Batas Minimal Usia Pernikahan Perspektif Fukaha dan Realisasinya dalam Undang-Undang Perkawinan di Negara-Negara Islam
DOI:
https://doi.org/10.20414/schemata.v13i1.9978Keywords:
Minimum Limit For Marriage, Fuqaha, Marriage LawAbstract
The research aims to find out the views of the jurists regarding the provision of minimum age limits for marriage and their application to marriage laws in the majority of countries in the world. The method used in this research is a descriptive qualitative method. The data source comes from documentation is in the form of notes about the past where the form is in the form of pictures, monumental works or writings from a figure. The hypothesis in this research is that the standard for determining the minimum age for marriage according to the fuqaha is puberty. As for the sign of a person's puberty, it can be determined in two ways, namely bi al-‘alamat and bi sin. If the standard for determining puberty uses signs, the sign of a man's puberty is a wet dream or seminal discharge, while for women it is menstruation. Whereas if puberty is determined using the second method, then in this case the jurists have different opinions. As for Imam Hanafi's opinion, a man reaches maturity after he is 18 years old and 1 year for women. According to the Maliki school of thought, a man's and a woman’s puberty is marked by the growth of hair. According to the Syafi’i school of thought, a man reaches maturity after 15 years and 9 years for women. The Hambali school of thought says that a man and a woman reach maturity when both are 15 years old.

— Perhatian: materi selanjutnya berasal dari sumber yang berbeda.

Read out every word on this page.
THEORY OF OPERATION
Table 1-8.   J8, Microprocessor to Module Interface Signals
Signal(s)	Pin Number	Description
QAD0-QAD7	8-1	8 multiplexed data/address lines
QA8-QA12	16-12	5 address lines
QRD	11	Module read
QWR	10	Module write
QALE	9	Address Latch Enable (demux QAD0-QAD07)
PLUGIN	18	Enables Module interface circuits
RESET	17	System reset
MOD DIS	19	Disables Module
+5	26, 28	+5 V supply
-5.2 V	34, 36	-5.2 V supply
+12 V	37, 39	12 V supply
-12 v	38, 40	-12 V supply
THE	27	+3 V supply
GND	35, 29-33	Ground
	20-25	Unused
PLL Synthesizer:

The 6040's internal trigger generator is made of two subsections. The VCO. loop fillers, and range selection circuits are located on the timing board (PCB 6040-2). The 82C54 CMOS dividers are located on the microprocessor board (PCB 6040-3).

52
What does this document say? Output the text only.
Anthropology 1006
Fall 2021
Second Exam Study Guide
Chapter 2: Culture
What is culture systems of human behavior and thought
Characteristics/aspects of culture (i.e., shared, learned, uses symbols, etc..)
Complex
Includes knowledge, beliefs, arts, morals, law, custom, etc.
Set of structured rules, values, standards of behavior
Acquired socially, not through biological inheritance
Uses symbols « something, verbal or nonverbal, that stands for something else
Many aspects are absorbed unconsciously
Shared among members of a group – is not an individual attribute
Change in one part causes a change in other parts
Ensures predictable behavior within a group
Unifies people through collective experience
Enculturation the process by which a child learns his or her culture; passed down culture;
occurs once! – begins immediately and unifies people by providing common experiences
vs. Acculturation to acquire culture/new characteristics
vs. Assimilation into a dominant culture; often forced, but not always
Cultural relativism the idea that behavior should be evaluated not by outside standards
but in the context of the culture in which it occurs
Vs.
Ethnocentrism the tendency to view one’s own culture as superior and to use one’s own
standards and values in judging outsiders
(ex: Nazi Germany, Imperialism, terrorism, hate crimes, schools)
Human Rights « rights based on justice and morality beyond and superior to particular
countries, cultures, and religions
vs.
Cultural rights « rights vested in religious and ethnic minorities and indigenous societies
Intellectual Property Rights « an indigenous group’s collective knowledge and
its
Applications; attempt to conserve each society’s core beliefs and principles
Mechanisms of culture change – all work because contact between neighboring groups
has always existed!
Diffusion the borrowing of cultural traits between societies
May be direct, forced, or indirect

Keywords: Minimum Limit For Marriage, Fuqaha, Marriage Law
Penelitian ini bertujuan untuk mengetahui bagaimana pandangan para fuqaha dalam hal pemberian batasan minimal usia dalam sebuah pernikahan serta penerapannya pada undang-undang perkawinan di negara-negara mayoritas penduduknya muslim di Dunia. Metode yang digunakan dalam penelitian ini adalah metode kualitatif deskriptif. Sedangkan sumber datanya itu berasal dari dokumentasi dimana dokumentasi itu berupa catatan tentang masa lalu dimana bentuknya itu dapat berupa gambar, karya monumental ataupun tulisan dari seorang tokoh. Hipotesa dalam peneilitian ini adalah bahwa penentuan standar batas minimal usia pernikahan menurut fuqaha itu baligh. Adapun tanda balighnya seseorang itu dapat ditentukan dengan dua cara yaitu bi al-‘alamat dan bi sin. Apabila penentuan standar baligh menggunakan bi al-‘alamat maka tanda baligh bagi seorang laki-laki adalah mimpi basah atau keluar mani, sedangkan bagi perempuan adalah haid atau menstruasi. Sedangkan apabila penentuan baligh dengan cara yang kedua maka, dalam hal ini para fuqaha berbeda pendapat. Adapun pendapat Imam Hanafi adalah Balighnya seorang laki-laki itu setelah berumur 18 tahun dan 17 tahun bagi perempuan. Mazhab Maliki, seorang laki-laki dan perempuan balighnya ditandai dengan tumbuhnya rambut di tubuhnya. Mazhab Syafi’i, balighnya seorang laki-laki setelah berumur 15 tahun dan bagi perempuan 9 tahun. Mazhab Hambali, balighnya seorang laki-laki dan perempuan itu apabila telah berumur 15 tahun.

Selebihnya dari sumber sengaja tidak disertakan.